I leave at 4.45 pm and get back to Forest Hill (Overground to Barking, District to West Ham, Jubilee to Canada Water, Overground south) at 5.50 pm. I walk back through the Albion Millennium Green. Cameron is mowing the undergrowth, a refreshing can awaiting him on a bench. Later, watching the tennis on TV, I try the beer and squids. The beer is good, the squids disgusting. An acquired taste. Like Latimer Road, Leicester Square and the two Leytons. Perhaps.

8 thoughts on “Four Short Straws (46/80)

  1. Steve Haywood

    Hey, Craig, watch it! These comments are not going unnoticed. Pecorino cheese! Is this some.sort of code?

    Reply
    1. sandycraig2013 Post author

      Ah, do not read too much into my ramblings. As for pecorino, Fran is presently assembling that culinary delight known as a warm salad of beetroot, broad beans and pecorino cheese. And, as I think we both know, Sardinian pecorino is mightily esteemed throughout the civilised world.

      Reply
  2. Peth

    Elmer the Elephant, the childrens book from which our new Hamman takes its monika, has withstood the test of several generations thus far. While I’m not sure whether the new baths will emulate this feat, it’s good to know that Lewisham council are hedging their Stirling Prize bets by also refurbishing the Playtower in Ladywell. This is a significant local landmark, with a castellated red brick tower which also housed baths but will now be used as a community centre.

    Reply
    1. sandycraig2013 Post author

      Elmer the Elephant, what! And here I was thinking that it was something to do with Elmer Gantry. As in the anti-hero of the novel by Sinclair Lewis of a college athlete (thus the connection with a leisure centre) who tries out being a lawyer, hits the bottle, abandons the legal profession, tries lots of other things, becomes a minister and – one way or the other – is party to the downfall, injury and death of many around him. But he marries well, gets a large congregation and lives happily ever after. But Elmer the Elephant I haven’t come across. I’ll check him out. Is he any good with alligators?
      Good news that the Playtower in Ladywell is being refurbished.

      Reply
  3. Peth

    The full title is actually Elmer the Patchwork Elephant. You must purchase a copy and read to grandchildren forthwith. To quote from the oracle that is Wikipedia – Elmer is an elephant who has a colourful body, with yellow, orange, red, pink, purple, blue, green, black and white arranged as a patchwork. He has a cheerful and optimistic personality, and he loves practical jokes.
    The stories are suitable for early exploration of the themes and issues relating to the concept of diversity, as Elmer discovers that when he tries to change his appearance in order to ‘blend in’ with the other elephants, they no longer recognise him, or accept him as one of their own. This makes Elmer sad, and he experiences how it feels to be treated like an outcast, after being ostracised by his old friends. It’s only when it begins to rain, and the grey paint that Elmer has covered himself with starts to disappear, that Elmer’s ‘true colours’ are revealed, much to the surprise and delight of his friends, who preferred his multicoloured and fun loving persona. Following their happy reunion, the elephants reassure Elmer that they love him because of his differences, and not in spite of them, and they celebrate by painting themselves in multi-coloured paint, in recognition of Elmer’s unique appearance and personality.

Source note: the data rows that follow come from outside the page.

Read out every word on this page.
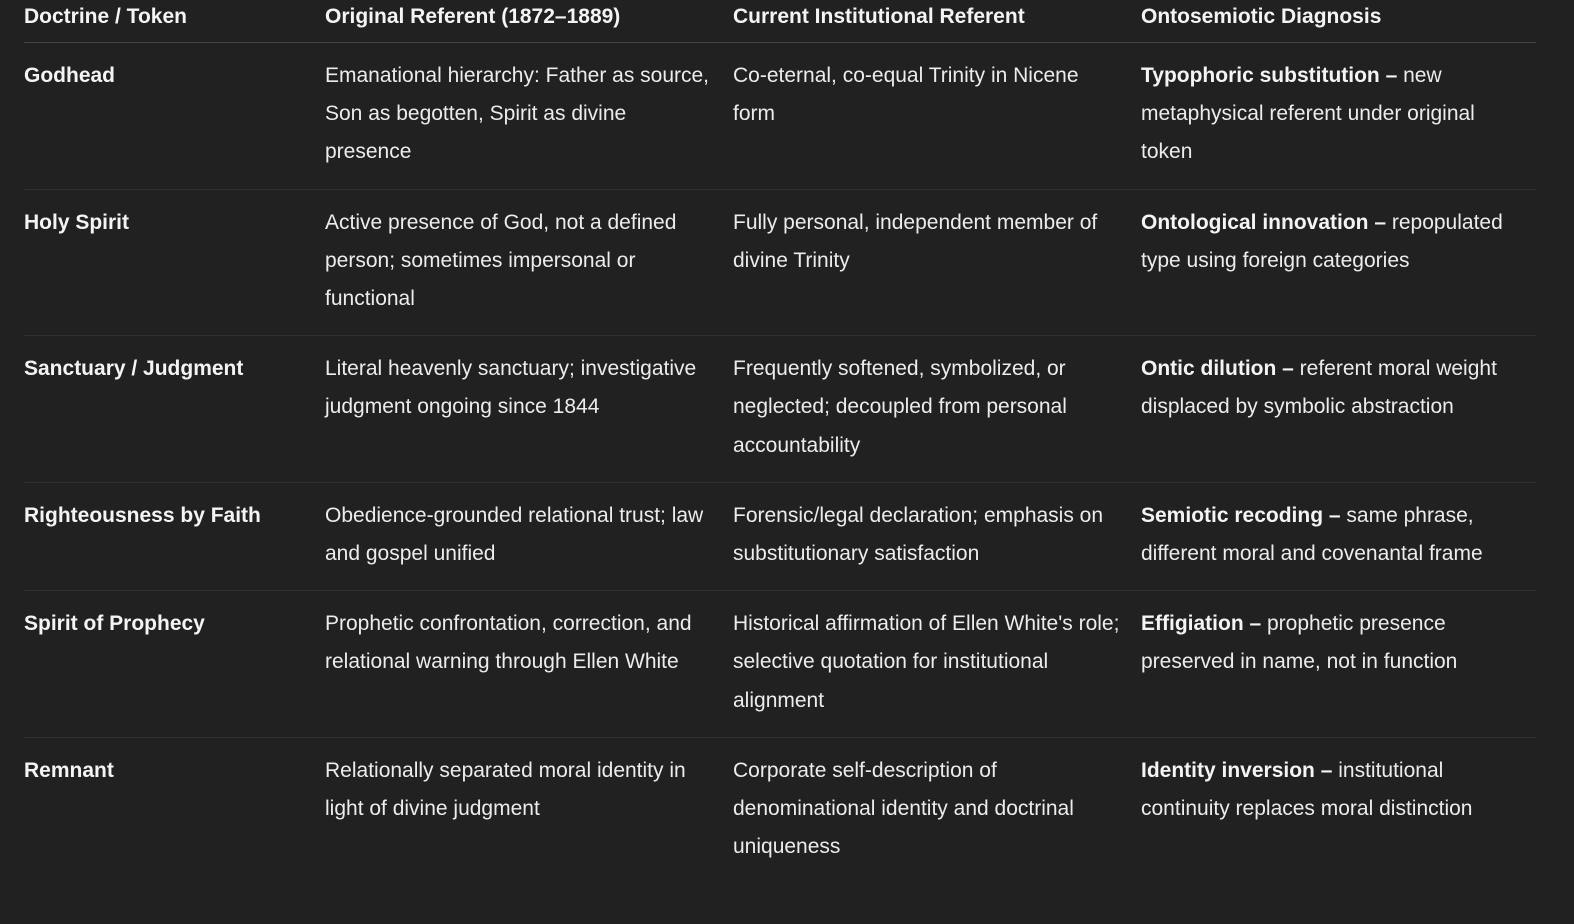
Doctrine / Token	Original Referent (1872–1889)	Current Institutional Referent	Ontosemiotic Diagnosis
Godhead	Emanational hierarchy: Father as source, Son as begotten, Spirit as divine presence	Co-eternal, co-equal Trinity in Nicene form	Typophoric substitution – new metaphysical referent under original token
Holy Spirit	Active presence of God, not a defined person; sometimes impersonal or functional	Fully personal, independent member of divine Trinity	Ontological innovation – repopulated type using foreign categories
Sanctuary / Judgment	Literal heavenly sanctuary; investigative judgment ongoing since 1844	Frequently softened, symbolized, or neglected; decoupled from personal accountability	Ontic dilution – referent moral weight displaced by symbolic abstraction
Righteousness by Faith	Obedience-grounded relational trust; law and gospel unified	Forensic/legal declaration; emphasis on substitutionary satisfaction	Semiotic recoding – same phrase, different moral and covenantal frame
Spirit of Prophecy	Prophetic confrontation, correction, and relational warning through Ellen White	Historical affirmation of Ellen White's role; selective quotation for institutional alignment	Effigiation – prophetic presence preserved in name, not in function
Remnant	Relationally separated moral identity in light of divine judgment	Corporate self-description of denominational identity and doctrinal uniqueness	Identity inversion – institutional continuity replaces moral distinction
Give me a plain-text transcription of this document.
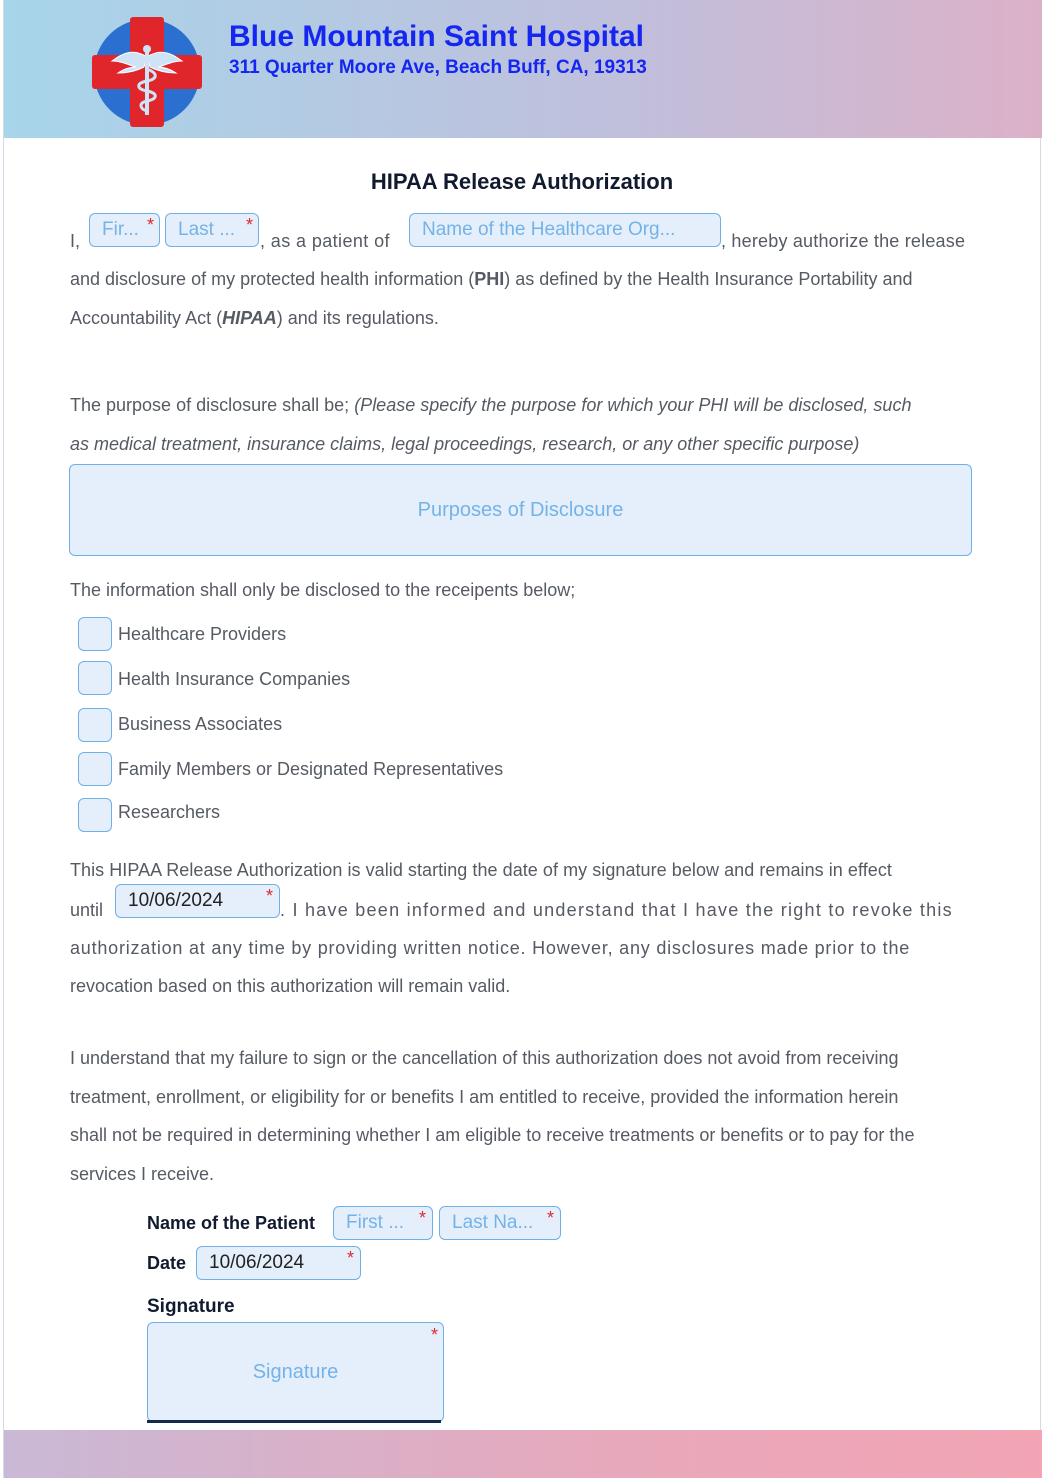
Blue Mountain Saint Hospital
311 Quarter Moore Ave, Beach Buff, CA, 19313
HIPAA Release Authorization
I,
Fir... *	Last ... *
, as a patient of
Name of the Healthcare Org...
, hereby authorize the release
and disclosure of my protected health information (PHI) as defined by the Health Insurance Portability and
Accountability Act (HIPAA) and its regulations.
The purpose of disclosure shall be; (Please specify the purpose for which your PHI will be disclosed, such
as medical treatment, insurance claims, legal proceedings, research, or any other specific purpose)
Purposes of Disclosure
The information shall only be disclosed to the receipents below;
Healthcare Providers
Health Insurance Companies
Business Associates
Family Members or Designated Representatives
Researchers
This HIPAA Release Authorization is valid starting the date of my signature below and remains in effect
until	10/06/2024	*
. I have been informed and understand that I have the right to revoke this
authorization at any time by providing written notice. However, any disclosures made prior to the
revocation based on this authorization will remain valid.
I understand that my failure to sign or the cancellation of this authorization does not avoid from receiving
treatment, enrollment, or eligibility for or benefits I am entitled to receive, provided the information herein
shall not be required in determining whether I am eligible to receive treatments or benefits or to pay for the
services I receive.
Name of the Patient	First ... *	Last Na... *
Date	10/06/2024	*
Signature
Signature
*
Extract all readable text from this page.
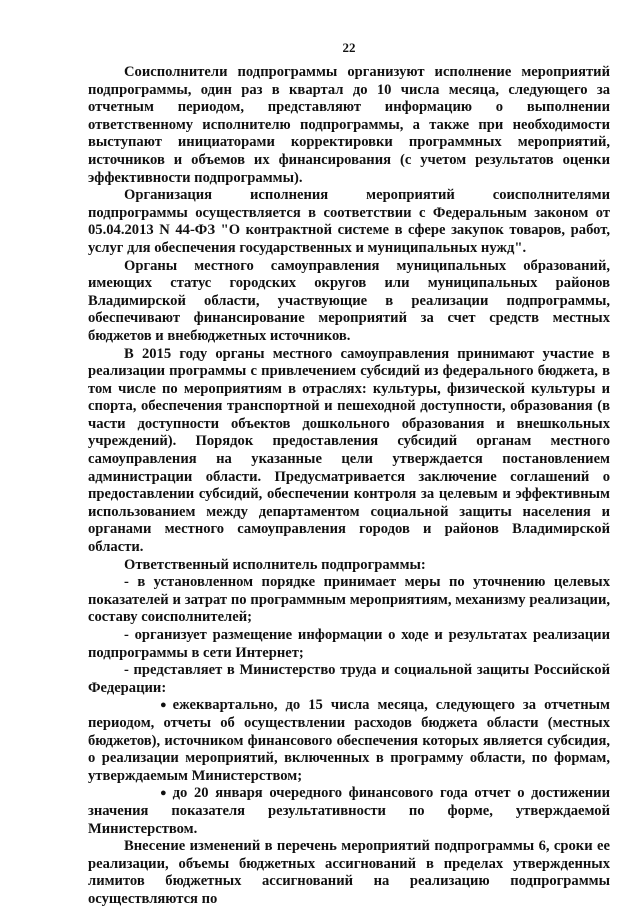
22

Соисполнители подпрограммы организуют исполнение мероприятий подпрограммы, один раз в квартал до 10 числа месяца, следующего за отчетным периодом, представляют информацию о выполнении ответственному исполнителю подпрограммы, а также при необходимости выступают инициаторами корректировки программных мероприятий, источников и объемов их финансирования (с учетом результатов оценки эффективности подпрограммы).

Организация исполнения мероприятий соисполнителями подпрограммы осуществляется в соответствии с Федеральным законом от 05.04.2013 N 44-ФЗ "О контрактной системе в сфере закупок товаров, работ, услуг для обеспечения государственных и муниципальных нужд".

Органы местного самоуправления муниципальных образований, имеющих статус городских округов или муниципальных районов Владимирской области, участвующие в реализации подпрограммы, обеспечивают финансирование мероприятий за счет средств местных бюджетов и внебюджетных источников.

В 2015 году органы местного самоуправления принимают участие в реализации программы с привлечением субсидий из федерального бюджета, в том числе по мероприятиям в отраслях: культуры, физической культуры и спорта, обеспечения транспортной и пешеходной доступности, образования (в части доступности объектов дошкольного образования и внешкольных учреждений). Порядок предоставления субсидий органам местного самоуправления на указанные цели утверждается постановлением администрации области. Предусматривается заключение соглашений о предоставлении субсидий, обеспечении контроля за целевым и эффективным использованием между департаментом социальной защиты населения и органами местного самоуправления городов и районов Владимирской области.

Ответственный исполнитель подпрограммы:

- в установленном порядке принимает меры по уточнению целевых показателей и затрат по программным мероприятиям, механизму реализации, составу соисполнителей;

- организует размещение информации о ходе и результатах реализации подпрограммы в сети Интернет;

- представляет в Министерство труда и социальной защиты Российской Федерации:

● ежеквартально, до 15 числа месяца, следующего за отчетным периодом, отчеты об осуществлении расходов бюджета области (местных бюджетов), источником финансового обеспечения которых является субсидия, о реализации мероприятий, включенных в программу области, по формам, утверждаемым Министерством;

● до 20 января очередного финансового года отчет о достижении значения показателя результативности по форме, утверждаемой Министерством.

Внесение изменений в перечень мероприятий подпрограммы 6, сроки ее реализации, объемы бюджетных ассигнований в пределах утвержденных лимитов бюджетных ассигнований на реализацию подпрограммы осуществляются по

    When you see the illustration you will clearly see that Lewisham planning department have instructed the architect to subliminally underline this heartening and important message through their design.

    Reply
    1. sandycraig2013 Post author

      I will head for Sydenham Bookshop forthwith and get / order a copy. And if, subliminally or not, Lewisham planners instructed the architect accordingly then it gives a new, and delightfully creative, spin to Political Correctness.